In his amended complaint, Elsharkawi did not plead any additional facts that would support a finding of "concrete" or imminent travel plans. Instead, the facts he added made his future travel plans less concrete, as his complaint now alleges that travel advisories for Egypt and Saudi Arabia, as well as the COVID-19 pandemic itself, had placed his travel plans on hold. The amended complaint also included the assertion that his "future travel abroad to visit his family is not a matter of speculation, it is a certainty for him." But such "mere conclusory statements .... are not entitled to the assumption of truth" at the pleadings stage and do not survive a motion to dismiss. Ashcroft v. Iqbal, 556 U.S. 662, 663-64 (2009).
These "new facts" in the amended complaint fail to describe "concrete plans" or a "specification of when the some day [travel] will be." Lujan, 504 U.S. at 564 (emphasis in original).
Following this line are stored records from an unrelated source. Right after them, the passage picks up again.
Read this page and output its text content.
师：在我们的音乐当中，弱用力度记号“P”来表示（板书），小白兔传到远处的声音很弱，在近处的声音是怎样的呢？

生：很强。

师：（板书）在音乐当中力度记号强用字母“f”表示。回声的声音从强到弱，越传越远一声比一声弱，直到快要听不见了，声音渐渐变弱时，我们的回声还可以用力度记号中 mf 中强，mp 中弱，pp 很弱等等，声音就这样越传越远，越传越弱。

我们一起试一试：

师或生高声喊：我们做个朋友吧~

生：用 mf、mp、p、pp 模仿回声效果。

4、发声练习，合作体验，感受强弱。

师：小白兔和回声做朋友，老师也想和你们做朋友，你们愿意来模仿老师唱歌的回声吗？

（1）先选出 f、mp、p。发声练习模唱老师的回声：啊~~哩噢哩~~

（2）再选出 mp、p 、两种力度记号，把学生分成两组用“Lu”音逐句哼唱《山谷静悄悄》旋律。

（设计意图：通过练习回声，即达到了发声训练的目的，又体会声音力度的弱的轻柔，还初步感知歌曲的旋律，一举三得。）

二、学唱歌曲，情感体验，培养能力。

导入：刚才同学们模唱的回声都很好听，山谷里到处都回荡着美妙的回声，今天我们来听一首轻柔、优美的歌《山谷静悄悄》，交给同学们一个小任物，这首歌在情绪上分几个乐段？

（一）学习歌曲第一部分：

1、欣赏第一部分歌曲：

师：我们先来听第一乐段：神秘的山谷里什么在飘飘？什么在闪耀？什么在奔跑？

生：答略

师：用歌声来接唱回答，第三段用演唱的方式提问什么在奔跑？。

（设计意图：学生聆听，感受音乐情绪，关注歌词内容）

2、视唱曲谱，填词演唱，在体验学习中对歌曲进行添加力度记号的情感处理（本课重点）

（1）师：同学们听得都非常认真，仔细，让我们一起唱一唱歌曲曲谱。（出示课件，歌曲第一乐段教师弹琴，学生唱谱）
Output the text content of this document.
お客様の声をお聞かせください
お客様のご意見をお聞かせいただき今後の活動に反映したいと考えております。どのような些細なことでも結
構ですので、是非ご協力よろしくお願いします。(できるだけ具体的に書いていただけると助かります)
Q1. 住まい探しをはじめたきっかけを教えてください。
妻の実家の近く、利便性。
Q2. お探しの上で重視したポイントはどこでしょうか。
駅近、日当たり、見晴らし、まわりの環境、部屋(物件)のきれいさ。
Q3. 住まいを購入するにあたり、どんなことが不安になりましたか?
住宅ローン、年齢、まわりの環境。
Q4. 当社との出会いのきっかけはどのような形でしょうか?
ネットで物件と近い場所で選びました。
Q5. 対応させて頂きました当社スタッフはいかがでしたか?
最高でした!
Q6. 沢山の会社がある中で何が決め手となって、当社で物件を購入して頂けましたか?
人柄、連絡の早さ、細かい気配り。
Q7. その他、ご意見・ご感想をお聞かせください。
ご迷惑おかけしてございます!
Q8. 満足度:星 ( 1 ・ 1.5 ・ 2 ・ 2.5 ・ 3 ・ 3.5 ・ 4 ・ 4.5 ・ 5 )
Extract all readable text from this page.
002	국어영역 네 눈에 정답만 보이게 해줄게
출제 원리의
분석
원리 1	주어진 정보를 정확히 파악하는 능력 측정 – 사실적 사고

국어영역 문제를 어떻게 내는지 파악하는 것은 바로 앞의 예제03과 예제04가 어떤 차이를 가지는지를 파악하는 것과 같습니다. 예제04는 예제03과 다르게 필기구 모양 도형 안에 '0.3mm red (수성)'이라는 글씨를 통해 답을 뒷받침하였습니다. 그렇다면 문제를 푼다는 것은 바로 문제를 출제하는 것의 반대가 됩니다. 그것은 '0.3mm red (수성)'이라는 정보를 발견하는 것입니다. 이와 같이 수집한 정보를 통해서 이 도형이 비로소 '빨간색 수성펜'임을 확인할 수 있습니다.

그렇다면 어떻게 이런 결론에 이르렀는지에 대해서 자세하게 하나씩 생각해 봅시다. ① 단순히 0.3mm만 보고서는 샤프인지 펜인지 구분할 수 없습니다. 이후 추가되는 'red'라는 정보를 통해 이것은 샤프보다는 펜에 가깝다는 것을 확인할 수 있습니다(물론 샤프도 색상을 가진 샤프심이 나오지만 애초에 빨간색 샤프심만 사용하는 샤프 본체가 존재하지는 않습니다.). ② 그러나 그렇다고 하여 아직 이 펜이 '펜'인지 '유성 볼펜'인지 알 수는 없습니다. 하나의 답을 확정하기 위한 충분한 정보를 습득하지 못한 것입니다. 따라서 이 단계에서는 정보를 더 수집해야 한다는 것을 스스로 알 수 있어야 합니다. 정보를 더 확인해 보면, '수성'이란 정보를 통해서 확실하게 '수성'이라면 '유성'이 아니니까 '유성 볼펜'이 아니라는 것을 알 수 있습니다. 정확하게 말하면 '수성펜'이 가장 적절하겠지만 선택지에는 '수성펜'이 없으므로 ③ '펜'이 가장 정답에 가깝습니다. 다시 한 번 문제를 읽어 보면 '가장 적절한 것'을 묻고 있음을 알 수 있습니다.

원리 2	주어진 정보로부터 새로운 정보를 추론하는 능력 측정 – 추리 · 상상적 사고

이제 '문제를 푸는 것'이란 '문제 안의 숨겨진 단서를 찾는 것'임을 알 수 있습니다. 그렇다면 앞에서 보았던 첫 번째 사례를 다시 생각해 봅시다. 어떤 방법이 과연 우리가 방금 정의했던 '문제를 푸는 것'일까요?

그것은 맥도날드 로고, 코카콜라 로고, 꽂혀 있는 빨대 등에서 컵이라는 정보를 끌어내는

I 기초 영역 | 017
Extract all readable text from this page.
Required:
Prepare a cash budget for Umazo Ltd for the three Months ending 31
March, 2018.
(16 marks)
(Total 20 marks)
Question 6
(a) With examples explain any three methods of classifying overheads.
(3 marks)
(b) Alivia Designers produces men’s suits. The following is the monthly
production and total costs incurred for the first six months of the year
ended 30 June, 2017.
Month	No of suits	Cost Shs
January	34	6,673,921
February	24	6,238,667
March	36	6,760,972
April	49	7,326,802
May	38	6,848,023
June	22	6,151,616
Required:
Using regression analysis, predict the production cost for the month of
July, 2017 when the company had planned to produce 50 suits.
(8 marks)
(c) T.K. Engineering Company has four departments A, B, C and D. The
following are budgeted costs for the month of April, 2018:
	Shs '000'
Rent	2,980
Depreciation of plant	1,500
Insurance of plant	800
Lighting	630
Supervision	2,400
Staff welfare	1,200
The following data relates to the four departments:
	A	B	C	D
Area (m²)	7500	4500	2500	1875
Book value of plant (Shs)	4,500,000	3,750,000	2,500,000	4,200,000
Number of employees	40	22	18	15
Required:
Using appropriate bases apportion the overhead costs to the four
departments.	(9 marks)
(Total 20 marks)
Elsharkawi's "new facts"-an understandable delay in travel due to the COVID-19 pandemic and country conditions-instead stretch the timeframe of his future travel indefinitely. And while Elsharkawi argues that we should apply legal concepts like force majeure and equitable tolling to relax the standing analysis, those common law and statutory doctrines do not bear on issues of standing, which is an Article III jurisdictional requirement. Jurisdictional requirements are not subject to statutory equitable tolling, see United States v. Wong, 575 U.S. 402, 408-09 (2015), and force majeure primarily describes a contractual provision that details events that excuse a party from performance, see, e.g., InterPetrol Bermuda Ltd. v. Kaiser Aluminum Intern. Corp., 719 F.2d 992, 997 (9th Cir. 1983).
2. The district court did not err in dismissing this case without leave to amend. The "district court's discretion to deny leave to amend is particularly broad where the court has already given the plaintiff an opportunity to amend his complaint." Fid. Fin. Corp. v. Fed. Home Loan Bank of San Francisco, 792 F.2d 1432, 1438 (9th Cir. 1986). Here, Elsharkawi was granted an opportunity to amend his complaint to establish standing, but failed to allege any new facts about any imminent plans to travel in his amended complaint. In his complaint, and on appeal, Elsharkawi did not argue that he could plead any additional facts that would demonstrate standing, but simply speculated that COVID-19 pandemic restrictions on travel would eventually abate. Therefore, the district court correctly determined that any further amendment would be futile, and properly dismissed the amended complaint without leave to amend.
3. Because we hold that Elsharkawi failed to demonstrate Article III standing in his amended complaint, we decline to reach the merits of his Fourth and First Amendment claims.
AFFIRMED.
The Honorable Danny J. Boggs, United States Circuit Judge for the U.S. Court of Appeals for the Sixth Circuit, sitting by designation.